I'm having trouble sighting in my Weatherby Vangaurd 300 win mag. I have an NCstar scope 4-16x50 i believe which may be the problem, its not an expensive scope by any means but I though it would work with the leopold rings I have for the gun. I have trouble keeping the scope rings tight no matter how much I tighten them it seems but even when they are tight, the accuracy simply isn't there. The gun is only a month old and I clean it just like my howa 308. Is a 300 win mag just too much for a $150 scope? Is there a decent scope for under $300 assuming thats the problem? Suggestions? Thanks


----------



## huntin1 (Nov 14, 2003)

For scope mounts this is what I do and have never had a problem with them coming loose.

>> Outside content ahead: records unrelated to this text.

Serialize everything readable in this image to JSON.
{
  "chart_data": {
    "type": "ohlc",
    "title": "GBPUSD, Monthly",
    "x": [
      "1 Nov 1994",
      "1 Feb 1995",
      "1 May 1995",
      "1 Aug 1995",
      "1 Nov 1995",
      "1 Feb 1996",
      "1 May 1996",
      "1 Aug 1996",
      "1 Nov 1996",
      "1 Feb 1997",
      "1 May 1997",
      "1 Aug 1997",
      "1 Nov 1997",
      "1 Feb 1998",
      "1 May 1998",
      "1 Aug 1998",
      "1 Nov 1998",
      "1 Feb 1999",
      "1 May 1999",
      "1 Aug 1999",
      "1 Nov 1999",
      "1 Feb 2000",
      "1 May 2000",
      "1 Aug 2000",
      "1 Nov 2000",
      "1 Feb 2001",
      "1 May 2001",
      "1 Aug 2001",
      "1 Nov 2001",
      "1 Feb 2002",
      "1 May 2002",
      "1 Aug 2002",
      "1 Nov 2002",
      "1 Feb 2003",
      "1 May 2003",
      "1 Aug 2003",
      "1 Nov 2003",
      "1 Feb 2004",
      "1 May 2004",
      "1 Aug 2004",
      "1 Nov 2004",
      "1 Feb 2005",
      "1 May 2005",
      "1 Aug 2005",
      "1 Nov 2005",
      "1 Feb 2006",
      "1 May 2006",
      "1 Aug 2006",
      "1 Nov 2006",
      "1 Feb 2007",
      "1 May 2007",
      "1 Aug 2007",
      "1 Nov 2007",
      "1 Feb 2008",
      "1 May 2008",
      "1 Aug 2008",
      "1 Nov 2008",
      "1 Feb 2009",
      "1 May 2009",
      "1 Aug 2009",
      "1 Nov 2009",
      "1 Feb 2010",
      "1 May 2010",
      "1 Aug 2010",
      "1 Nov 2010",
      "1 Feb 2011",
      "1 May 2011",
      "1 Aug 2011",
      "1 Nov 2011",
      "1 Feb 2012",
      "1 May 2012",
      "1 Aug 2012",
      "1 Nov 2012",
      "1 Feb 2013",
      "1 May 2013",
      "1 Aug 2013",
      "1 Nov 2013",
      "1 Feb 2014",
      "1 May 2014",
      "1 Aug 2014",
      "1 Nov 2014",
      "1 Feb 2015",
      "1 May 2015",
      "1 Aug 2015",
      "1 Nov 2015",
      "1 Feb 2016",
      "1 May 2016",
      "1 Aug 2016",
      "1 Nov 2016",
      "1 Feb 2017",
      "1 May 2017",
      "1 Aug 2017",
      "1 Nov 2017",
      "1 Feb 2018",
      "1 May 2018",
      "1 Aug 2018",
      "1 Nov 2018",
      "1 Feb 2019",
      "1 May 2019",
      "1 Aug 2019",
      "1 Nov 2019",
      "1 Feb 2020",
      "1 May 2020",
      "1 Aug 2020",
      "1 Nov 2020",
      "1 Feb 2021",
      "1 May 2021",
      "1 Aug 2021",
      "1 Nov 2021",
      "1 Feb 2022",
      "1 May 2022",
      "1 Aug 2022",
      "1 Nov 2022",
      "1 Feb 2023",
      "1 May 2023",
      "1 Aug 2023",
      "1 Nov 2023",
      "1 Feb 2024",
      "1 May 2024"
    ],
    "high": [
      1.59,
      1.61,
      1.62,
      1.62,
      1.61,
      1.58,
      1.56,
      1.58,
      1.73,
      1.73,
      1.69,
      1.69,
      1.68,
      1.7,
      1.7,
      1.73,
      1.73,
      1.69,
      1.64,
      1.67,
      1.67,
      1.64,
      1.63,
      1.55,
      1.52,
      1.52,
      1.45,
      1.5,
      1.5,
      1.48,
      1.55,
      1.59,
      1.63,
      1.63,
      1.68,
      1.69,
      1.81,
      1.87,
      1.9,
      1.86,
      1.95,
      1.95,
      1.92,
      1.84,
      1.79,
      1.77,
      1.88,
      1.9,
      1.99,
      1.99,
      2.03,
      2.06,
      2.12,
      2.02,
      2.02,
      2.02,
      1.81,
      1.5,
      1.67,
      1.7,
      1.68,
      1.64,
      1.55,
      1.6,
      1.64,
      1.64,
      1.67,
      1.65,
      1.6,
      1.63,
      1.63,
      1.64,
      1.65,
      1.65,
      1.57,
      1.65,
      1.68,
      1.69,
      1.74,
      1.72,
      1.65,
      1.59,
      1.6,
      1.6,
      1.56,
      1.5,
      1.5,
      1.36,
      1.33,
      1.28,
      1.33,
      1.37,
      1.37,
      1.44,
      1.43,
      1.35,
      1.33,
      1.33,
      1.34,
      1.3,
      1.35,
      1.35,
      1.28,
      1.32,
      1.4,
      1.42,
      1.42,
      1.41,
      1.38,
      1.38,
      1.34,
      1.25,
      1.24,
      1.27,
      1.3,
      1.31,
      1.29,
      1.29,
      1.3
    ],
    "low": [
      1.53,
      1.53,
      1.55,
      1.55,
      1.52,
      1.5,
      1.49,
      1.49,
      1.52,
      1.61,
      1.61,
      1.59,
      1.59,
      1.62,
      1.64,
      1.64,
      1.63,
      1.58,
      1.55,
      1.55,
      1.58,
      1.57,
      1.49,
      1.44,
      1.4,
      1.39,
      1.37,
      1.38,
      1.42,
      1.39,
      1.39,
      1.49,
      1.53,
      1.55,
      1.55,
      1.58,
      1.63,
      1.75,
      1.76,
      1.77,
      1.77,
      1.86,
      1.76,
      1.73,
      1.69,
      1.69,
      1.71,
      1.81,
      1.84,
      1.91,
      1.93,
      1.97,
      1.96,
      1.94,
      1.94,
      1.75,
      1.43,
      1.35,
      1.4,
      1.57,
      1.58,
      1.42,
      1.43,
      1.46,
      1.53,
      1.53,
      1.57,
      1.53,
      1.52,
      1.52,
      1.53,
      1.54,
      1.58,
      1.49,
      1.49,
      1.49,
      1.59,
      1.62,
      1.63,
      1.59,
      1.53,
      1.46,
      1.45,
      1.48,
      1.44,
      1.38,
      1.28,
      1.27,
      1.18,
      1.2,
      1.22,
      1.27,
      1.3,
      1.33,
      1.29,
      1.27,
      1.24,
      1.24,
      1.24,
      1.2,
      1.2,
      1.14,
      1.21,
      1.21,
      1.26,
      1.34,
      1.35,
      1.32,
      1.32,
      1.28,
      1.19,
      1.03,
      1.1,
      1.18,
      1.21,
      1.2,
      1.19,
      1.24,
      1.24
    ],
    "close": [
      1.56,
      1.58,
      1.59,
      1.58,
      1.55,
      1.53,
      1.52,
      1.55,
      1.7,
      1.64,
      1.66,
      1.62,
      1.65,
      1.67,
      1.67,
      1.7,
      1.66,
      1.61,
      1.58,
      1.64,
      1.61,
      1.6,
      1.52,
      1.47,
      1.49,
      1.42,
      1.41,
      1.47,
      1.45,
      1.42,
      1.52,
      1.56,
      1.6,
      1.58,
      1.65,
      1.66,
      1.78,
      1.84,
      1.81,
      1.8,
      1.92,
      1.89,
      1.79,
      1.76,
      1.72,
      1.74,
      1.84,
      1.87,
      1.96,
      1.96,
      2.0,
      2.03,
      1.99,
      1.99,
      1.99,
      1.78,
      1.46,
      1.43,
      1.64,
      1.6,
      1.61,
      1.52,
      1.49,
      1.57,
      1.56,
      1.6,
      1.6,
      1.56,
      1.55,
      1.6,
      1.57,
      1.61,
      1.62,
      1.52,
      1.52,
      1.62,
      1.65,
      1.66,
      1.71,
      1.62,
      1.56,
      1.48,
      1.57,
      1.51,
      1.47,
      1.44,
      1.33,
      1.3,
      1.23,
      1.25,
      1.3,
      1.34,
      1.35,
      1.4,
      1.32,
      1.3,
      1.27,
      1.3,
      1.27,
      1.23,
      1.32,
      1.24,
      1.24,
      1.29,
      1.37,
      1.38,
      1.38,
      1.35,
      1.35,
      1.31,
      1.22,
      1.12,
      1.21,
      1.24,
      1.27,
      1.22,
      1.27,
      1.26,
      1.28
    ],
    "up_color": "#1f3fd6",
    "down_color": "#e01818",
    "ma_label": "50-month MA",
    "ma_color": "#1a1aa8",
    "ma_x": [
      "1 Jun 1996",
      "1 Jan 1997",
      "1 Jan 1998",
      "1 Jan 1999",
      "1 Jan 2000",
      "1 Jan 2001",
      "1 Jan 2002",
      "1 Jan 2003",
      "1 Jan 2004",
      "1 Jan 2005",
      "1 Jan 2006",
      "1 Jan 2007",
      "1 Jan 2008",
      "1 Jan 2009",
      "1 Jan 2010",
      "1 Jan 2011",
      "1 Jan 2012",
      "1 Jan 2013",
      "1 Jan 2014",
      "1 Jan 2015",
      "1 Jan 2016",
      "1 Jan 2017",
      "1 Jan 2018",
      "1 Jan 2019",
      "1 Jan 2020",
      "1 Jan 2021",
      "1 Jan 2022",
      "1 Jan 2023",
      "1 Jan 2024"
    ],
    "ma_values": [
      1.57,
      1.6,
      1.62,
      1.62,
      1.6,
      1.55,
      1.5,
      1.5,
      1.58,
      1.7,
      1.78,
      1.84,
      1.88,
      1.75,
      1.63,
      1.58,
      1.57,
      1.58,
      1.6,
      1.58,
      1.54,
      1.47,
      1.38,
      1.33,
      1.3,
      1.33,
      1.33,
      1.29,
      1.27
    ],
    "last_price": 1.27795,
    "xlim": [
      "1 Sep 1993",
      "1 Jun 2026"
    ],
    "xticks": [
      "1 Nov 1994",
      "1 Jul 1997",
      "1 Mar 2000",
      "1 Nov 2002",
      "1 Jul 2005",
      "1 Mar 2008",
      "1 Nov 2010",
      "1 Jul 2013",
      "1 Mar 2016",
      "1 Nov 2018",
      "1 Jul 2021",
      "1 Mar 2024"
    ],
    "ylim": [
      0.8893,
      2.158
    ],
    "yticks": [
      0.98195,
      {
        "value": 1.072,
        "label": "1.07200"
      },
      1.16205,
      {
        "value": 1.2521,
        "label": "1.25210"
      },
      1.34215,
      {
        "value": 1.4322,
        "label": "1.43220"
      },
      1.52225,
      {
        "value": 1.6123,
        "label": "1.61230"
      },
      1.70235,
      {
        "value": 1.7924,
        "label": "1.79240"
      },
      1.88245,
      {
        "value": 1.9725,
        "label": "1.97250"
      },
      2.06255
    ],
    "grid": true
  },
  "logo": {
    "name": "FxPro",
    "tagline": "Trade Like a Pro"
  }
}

Base, Clean screws and reciever holes, apply a small amount of BLUE Loctite to the threads of the screw, product #242, (DO NOT use the red stuff) then tighten them down, if you have a torque wrench torque them to 25 INCH lbs.

Ring screws, clean well and apply a thin coat of light oil. (Do not use loctite) these can be torqued to 15 INCH lbs for aluminum rings, 20 INCH pounds for steel rings.

If you use a torque wrench make sure that it is INCH pounds, not foot pounds.

As to the scope, get rid of it, NCstar scopes are next to worthless. There are many quality scopes out there in that $300 range. I prefer Nikon, look at the Buckmaster line, Sightron are good, the Bushnell elite 3200 series can be found in that range and should work too.

There are many that I didn't mention.

Check places like The Optic Zone, SWFA, Optics Planet, etc. for pricing.

huntin1


----------



## snap11yz (Jan 15, 2010)

thanks, i was actually just looking at nikons, youve been most helpful sir


----------



## Fallguy (Jan 23, 2004)

It's got to be a scope problem. Vanguards are good shooters.


----------



## dc240nt (Sep 20, 2006)

I had a Vangaurd just long enough to bench 6 boxes of shells thru it. It was the worse shooting gun I've ever owned. I took it back to Scheels and told them where to put thier Vangaurd.


----------



## snap11yz (Jan 15, 2010)

hey guys,
i do appreciate the help. i have several service sniper buddies tell me that i shouldnt even consider $500 or less scopes. i don't understand the difference. i had a $200 scope that would be true at 500+. ive heard the vanguard is as accurate as a R700 then a couple of people said that it was way off target. im am not getting why my brother can pick an acorn out of a squirrels mouth at 200 yards and i cant get this thing sighted in a 100. is it a common problem for the "internal workings" of the scope to not keep in tact with a 300 win mag? should i just give in the the rem 700 with a leupold?


----------



## KurtR (May 3, 2008)

cheap scopes have ****ty internals and will fall apart and not hold zero. when it come to optics you get what you pay for. look at the vortex viper line of scopes. better glass than leupy and the best cs in the buisness,


----------



## bearhunter (Jan 30, 2009)

you say the rings won't get tight. are you sure they ar'nt for a 30mm tube???


----------